Set in New Orleans, our unlikely hero is an overweight, spoiled brat, living at home with mom - in his 30s. He imagines himself superior to everyone in the known universe, therefore, cannot besmirch his integrity by getting a mere job. He spends his days eating and thinking and eating until his mother gets fed up. "Get a job!"
He travels through a cosmos of vivid characters, garish drag queens, and hot dog vendors, in a bumbling and half-hearted job search.
This book is damned funny. Every time I read it, I laugh out loud. And I grieve that a such a gifted writer was filled with so much sorrow that before he found acclaim, his sadness spilled over.
You won't find this book on my shelf. Im'a keepin' it and gonna read it again.
I read and re-read this book every few months and I always discover somthing new to laugh about. The most wonderfully eccentric characters I have ever come across. It pains me that the author took his own life and has deprived us of more of his brilliant work.
This wildly inventive and amusing novel features one of the most unforgettable characters in modern fiction: Ignatius Reilly. He's a mammoth misfit Medievalist hilariously at odds with the world of the twentieth century, and his adventures take him to 'way down, to New Orleans' lower depths.
The only criterion I can think of that would let this book qualify for a Pulitzer is "so obscurely written that it must be good" This is an Emperor's New Clothes kind of book. There's nothing good it in, it's hard to read, and it doesn't seem to have a point. The main character is disgusting, lazy, and pathetic (and not in a good way!) There are very few books I don't enjoy, but this is one of the worst I've ever read. The only thing I liked was the clever turn of phrase for the title.
I have honestly never read a book quite like this one, and with that being said, I am not sure that I will ever experience one quite like it again. It is absolutely fantastic. Since I am from the South and live very close to New Orleans, I was able to really visualize the characters and setting. Toole got it quite right when he created the kooky characters in this book. I can really see some of these folks hanging out in the French Quarter!
When I read what the book was about, I wasn't really sure that I could read a whole book about a momma's boy with a flatulence problem, but Toole made this story line work better than most other books I have ever read. It has truly become an instant favorite for me!

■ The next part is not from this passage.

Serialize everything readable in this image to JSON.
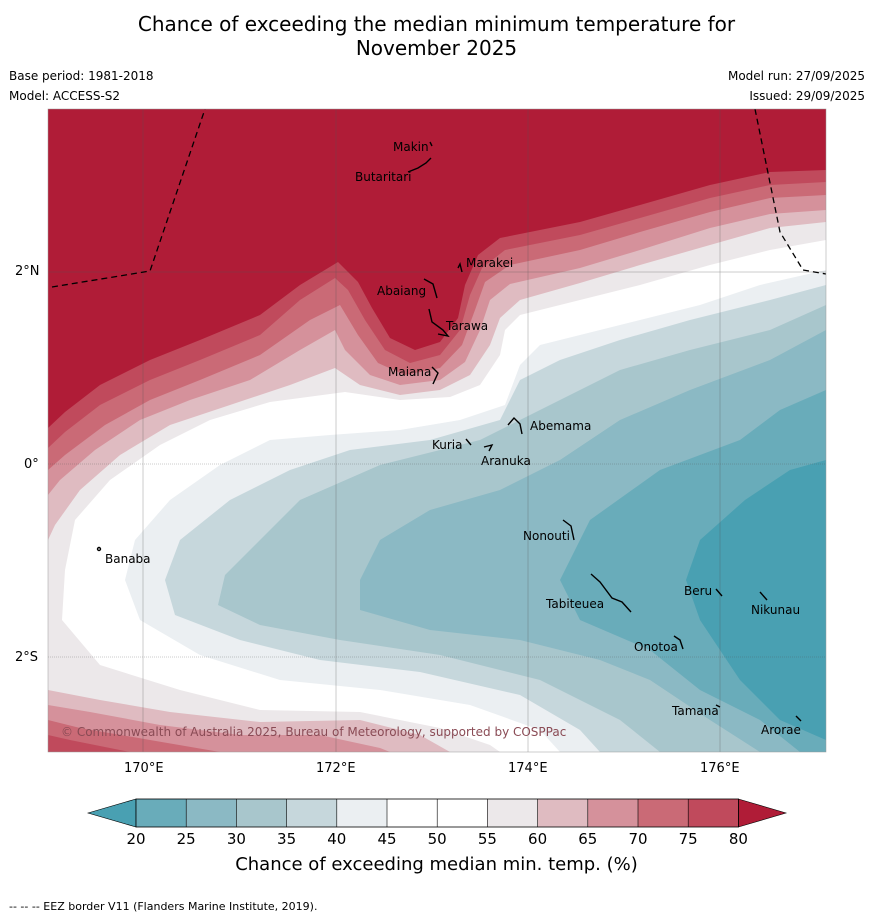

I started this unabridged audiobook on my 24-hour roundtrip drive to my parent's house (Alabama to Texas) for Thanksgiving this year. I was looking specifically for a humorous novel and selected this one from the Good Reads listopia for Best Humorous Books. I was intrigued by the author's tragic story, the setting of New Orleans and the fact that the book was first published in 1980 by LSU Press (my alma mater). The first 1/3 of the book was laugh out loud funny but as the story progressed, the humor grew stale. As the book came to an end, I wondered whether its Pulitzer Prize for Fiction was a bit misplaced or was based, instead, on the incredible story surrounding the book instead of the book itself. I do, however, agree that the depiction of New Orleans was outstanding and the city truly served as a character in the story itself.
I read this book because a friend was going to act in the production of it and i wanted to see what it was about. I wasn't thrilled with this book. It didn't keep my attention even though it was on the top seller books to read. I never finished it and that is a RARE occurrence for me.
So, maybe just not for me.
An interesting read. I first read an article in a magazine quoting his mother. I wonder how much of this book is autobiographic? At times I felt like it was a train wreck waiting to happen, because the article mentioned his young demise. It won a Pulitzer Prize and the only other thing he ever wrote was "The Neon Bible" when he was just 16.